C’est donc (enfin) fait : l’exécutif semi-jupitérien vient de (tenter de) crever l’abcès français. Trop tard ? A voir. Reddition ou capitulation ? Cela ne saurait trop tarder. Crépuscule du 4 décembre 2018 : Le Figaro (Christine Ducros) :

« ‘’Qu’est-ce qu’on constate depuis trois semaines ?’’, a interrogé Édouard Philippe, entouré lors de son intervention par les ministres Muriel Pénicaud, Jean-Michel Blanquer, François de Rugy et Marc Fesneau: ‘’On voit monter en France une colère profonde qui vient de loin, qui a longtemps été cachée par pudeur et fierté. Aujourd’hui, elle s’exprime de manière collective. Colère de Français qui ont le sentiment d’être dos au mur, qui travaillent et ne veulent pas être relégués’’.

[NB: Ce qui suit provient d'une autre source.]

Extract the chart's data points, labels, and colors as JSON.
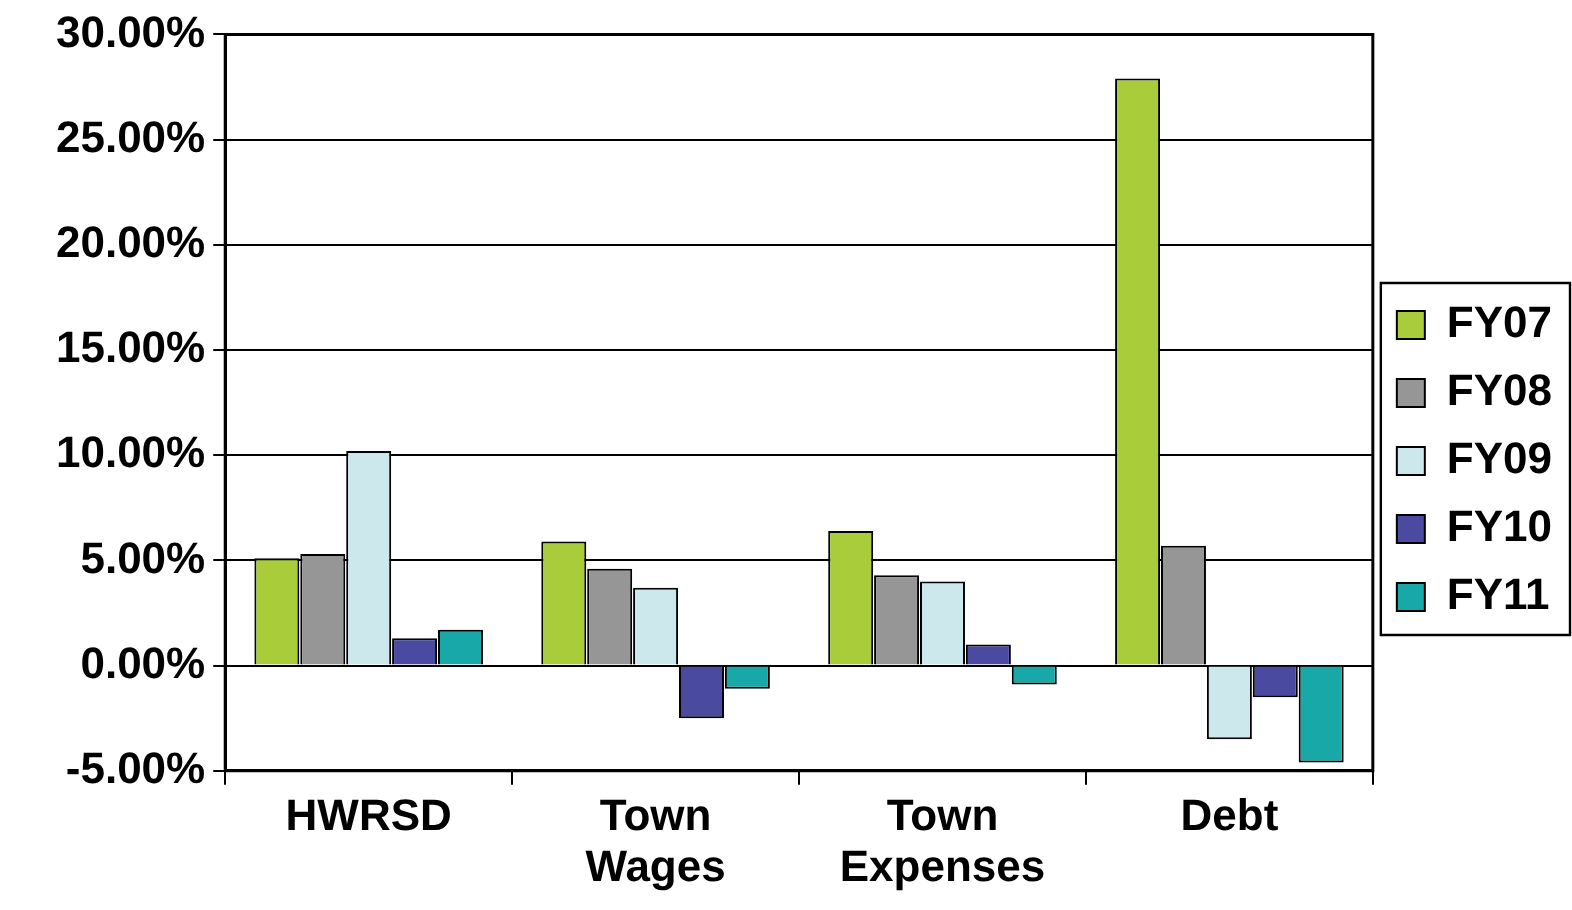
{
  "chart_data": {
    "type": "bar",
    "categories": [
      "HWRSD",
      "Town Wages",
      "Town Expenses",
      "Debt"
    ],
    "series": [
      {
        "name": "FY07",
        "color": "#a8cc3a",
        "values": [
          5.1,
          5.9,
          6.4,
          27.9
        ]
      },
      {
        "name": "FY08",
        "color": "#969696",
        "values": [
          5.3,
          4.6,
          4.3,
          5.7
        ]
      },
      {
        "name": "FY09",
        "color": "#cce8ec",
        "values": [
          10.2,
          3.7,
          4.0,
          -3.5
        ]
      },
      {
        "name": "FY10",
        "color": "#4a4aa0",
        "values": [
          1.3,
          -2.5,
          1.0,
          -1.5
        ]
      },
      {
        "name": "FY11",
        "color": "#18a8a8",
        "values": [
          1.7,
          -1.1,
          -0.9,
          -4.6
        ]
      }
    ],
    "ylim": [
      -5,
      30
    ],
    "yticks": [
      {
        "value": -5,
        "label": "-5.00%"
      },
      {
        "value": 0,
        "label": "0.00%"
      },
      {
        "value": 5,
        "label": "5.00%"
      },
      {
        "value": 10,
        "label": "10.00%"
      },
      {
        "value": 15,
        "label": "15.00%"
      },
      {
        "value": 20,
        "label": "20.00%"
      },
      {
        "value": 25,
        "label": "25.00%"
      },
      {
        "value": 30,
        "label": "30.00%"
      }
    ],
    "grid": "y",
    "legend": "right"
  }
}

 « Puis toujours pour tenter de juguler la crise, le Premier ministre a fait montre de pédagogie devant les caméras . Il a annoncé ‘’la suspension pour six mois de trois mesures fiscales qui devaient entrer en vigueur au 1er janvier, dont la hausse de la taxe carbone et le gel des augmentations du gaz et de l’électricité’’, à l’origine du mouvement des «Gilets jaunes’’. Justifiant ce qu’il faut bien appeler un recul, il a reconnu: ‘’Aucune taxe ne mérite de mettre en danger l’unité de la Nation’’.

Juguler sans jugulaire

La demande de moratoire avait été faite plus tôt dans la matinée sur RTL-Yves Calvi-première radio de France par Stanislas Guérini, le déjà bien trop jeune général-en-chef des troupes macroniennes, pour l’heure déconfites : «Le temps du débat est venu, on lève le crayon, on fait un gel (…) Il doit y avoir une pause pour mettre en place le débat».

Lever le crayon pour tenter de réduire la température ? Où l’on pressent un inconscient friand des métaphores climatico-politiques. Reste l’histoire de la vieille langue française qui réclame généralement de préférer moratorium à moratoire . Pour autant :

Moratorium : Disposition légale, nécessitée par des raisons impérieuses d’intérêt public, suspendant d’une manière générale l’exigibilité des créances, le cours d’actions en justice; p. méton., cette suspension (d’apr. Cap.1936). En Bourse, depuis deux jours, c’était la panique. Les agents de change et les gros coulissiers s’employaient auprès du gouvernement afin d’obtenir un moratoire qui permît de reporter, à tout hasard, en fin août, la liquidation de juillet (Martin du GARD., Thib., Été 14, 1936, p.468). Il fallut suspendre la vente des biens nationaux et, par un moratoire, sauver les créanciers de la ruine (Lefebvre, Révol. fr., 1963, p.470).

 Acte d’un créancier qui reporte la date d’échéance d’une créance.La «Royal Mail», la «White Star» étaient obligées de solliciter des moratoires de leurs créanciers, tandis que la «Holland Amerika» et sa filiale la «Maildienst» avaient suspendu leurs paiements dès 1930 (M. Benoist, Pettier, Transp. mar., 1961, p.18).

 P. anal. Fait de suspendre une action, un processus (généralement dans un contexte politique). Moratoire nucléaire, contre la guerreAinsi les Nations Unies adoptèrent (…) une résolution demandant un moratoire des essais nucléaires (malgré l’opposition des puissances atomiques militaires) (Goldschmidt, Avent. atom., 1962, p.199).

Littér. Délai, retard. Le désir était, chez Sylla, impétueux et ne souffrait nul moratoire (LEON Daudet, Sylla, 1922, p.44).

Où l’on voit, Gilets Jaunes et Sylla, ou pas, que l’heure est, ce soir, bien grave.